Francis Cabrel et la loi Toubon

Entrevue avec Francis Cabrel

■  M.L. : Comment expliquez-vous la relative rareté des grands talents français ?

► F.C. : Je crois que la faute réside dans les maisons de disques. Les directions des majors ont opté il y a quelques années pour une politique réductrice. Ils veulent faire beaucoup d'argent au détriment de la créativité. Ils ont compilé un maximum et les tops 50 ont plus favorisé les entreprises à court terme que les véritables carrières. Ils ne pensent qu'à faire des coups lucratifs.

 

■  M.L. : Que pense l'auteur de « Petite Marie » de la loi Toubon ?

► F.C. : Je suis assez favorable à ce qu'on arrête la profusion de mots anglais. À condition qu'on ne tourne pas au ridicule avec des traductions au premier degré comme on en trouve dans le fameux dictionnaire officiel. Sinon, je trouve qu'on se laisse gentiment envahir. Prendre le "shuttle" pour aller en Angleterre, je trouve ça nul. C'est ce genre d'exemple qui montre qu'il faut être vigilant.

Je veux mettre le doigt là où ça fait mal

■ M.L. : Quel est le plus mauvais souvenir de votre vie de... star ?

► F.C. : Quand Agen a perdu la finale de rugby contre Béziers. Ça a été terrible, les prolongations étaient interminables... Sinon, dans mon métier, c'est le moment où j'ai vu le top 50 arriver, avec les chansons vite consommées. J'ai pensé que je m'étais trompé. Si ce genre de truc marche moins, les dégâts sont grands. C'est un peu comme la politique agricole commune, ça donne une campagne où il n'y a plus rien.

 

■  M.L. : Votre inspiration musicale est américaine. Vous n'avez pas envie, comme d'autres, d'enregistrer les chansons que vous aimez ?

►  F.C. : Ce serait tout en anglais et ça me pose un cas de conscience (rire). Je n'aime pas m'entendre chanter en anglais et en plus ça m'épuise.

 

■  M.L. C'est inconcevable, des traductions ?

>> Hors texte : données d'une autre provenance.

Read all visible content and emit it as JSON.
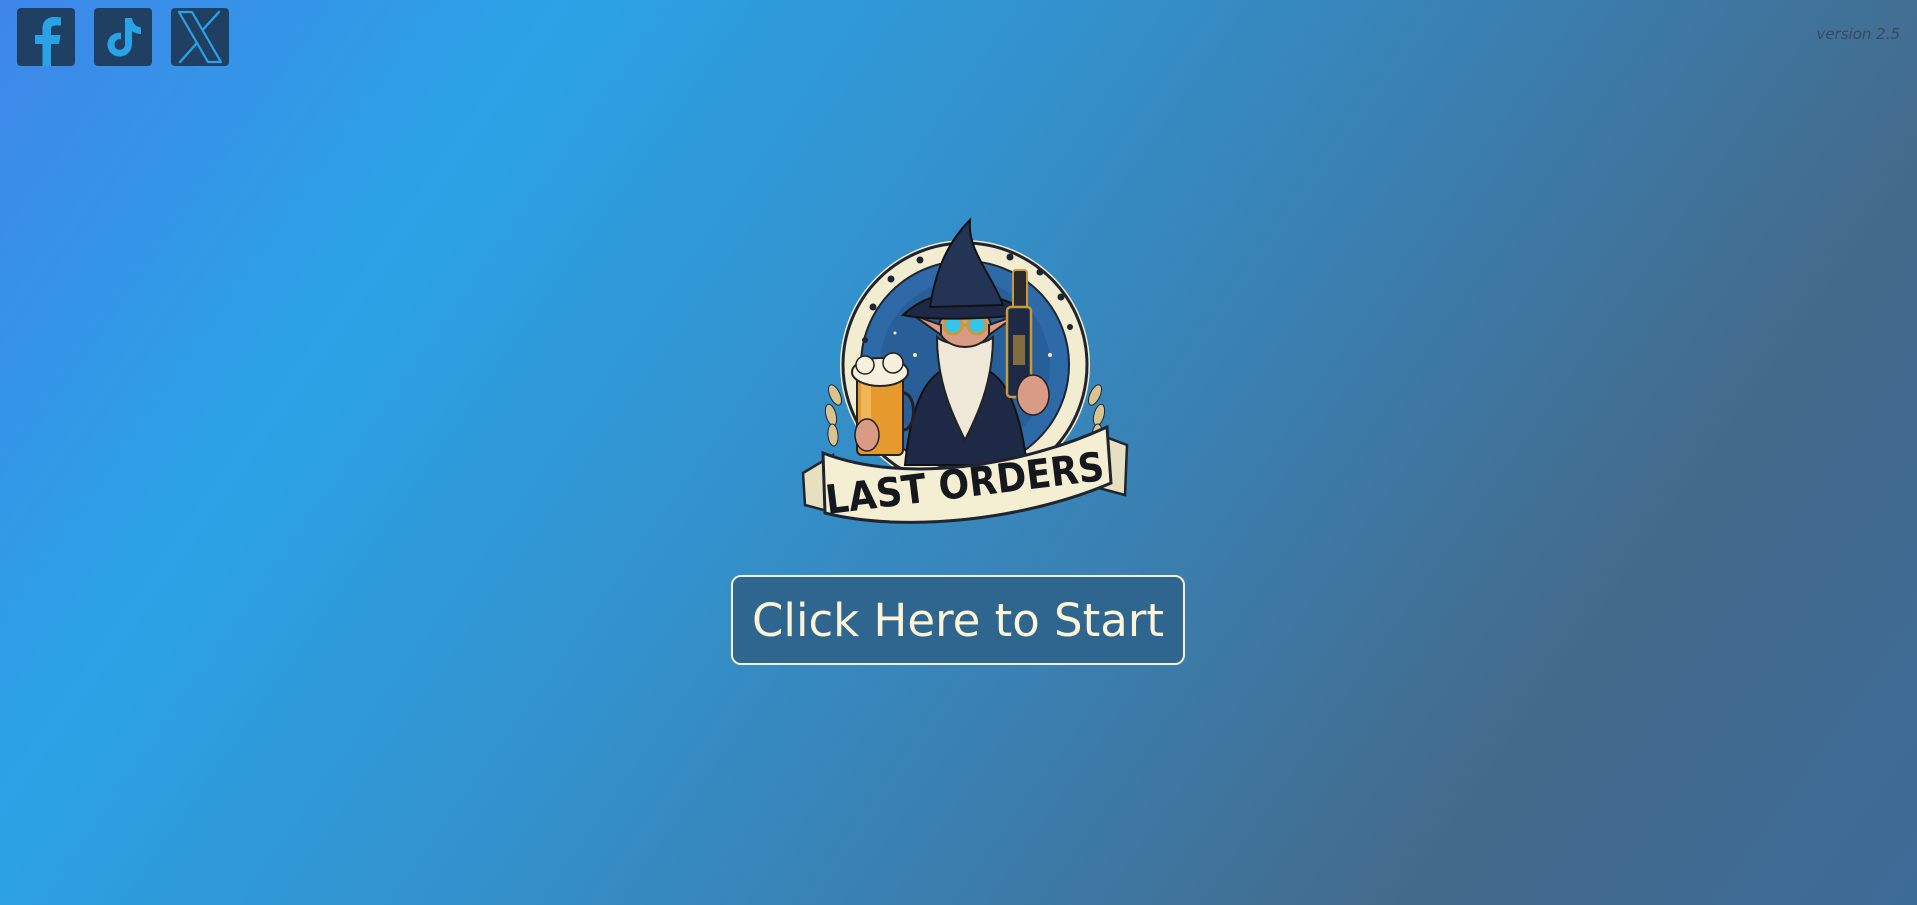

►  F.C. : Non, c'est un projet qui tient toujours. Encore un ! (sourire). Ça me plairait de traduire Dylan, Cohen ou Kate Bush. Mais c'est difficile, c'est beaucoup de travail et je n'ai jamais eu le courage de m'y atteler.

 

■  M.L. : Et du côté des Français ?

►  F.C. : J'aimerais bien faire un disque ou un concert de blues avec Paul Personne, Bill Deraime ou Patrick Verbecke.

 

■  M.L. : Et si un jour le public ne répondait plus ?

►  F.C. : C'est que j'aurais perdu l'œil et l'oreille qui jusqu'à présent m'ont toujours dit voilà une chanson qui tient debout et en voilà une autre qui ne tient pas. Si un jour ça ne marche plus, c'est que je ne saurais plus faire de chansons. Ce sera le fameux disque de trop que je veux éviter quoi qu'il arrive.

 

■  M.L. : Qu'est-ce que cela signifie d'être un chanteur populaire ?

►  F.C. : Ce n'est pas péjoratif. Ça veut dire ce que ça veut dire. Chanteur ? C'est plus chanteur qui me déplaît que populaire. Ça réduit la signification. Il faudrait que ce soit dit en terme plus long, comme auteur, compositeur, interprète. Non, c'est affreux. Alors disons chanteur.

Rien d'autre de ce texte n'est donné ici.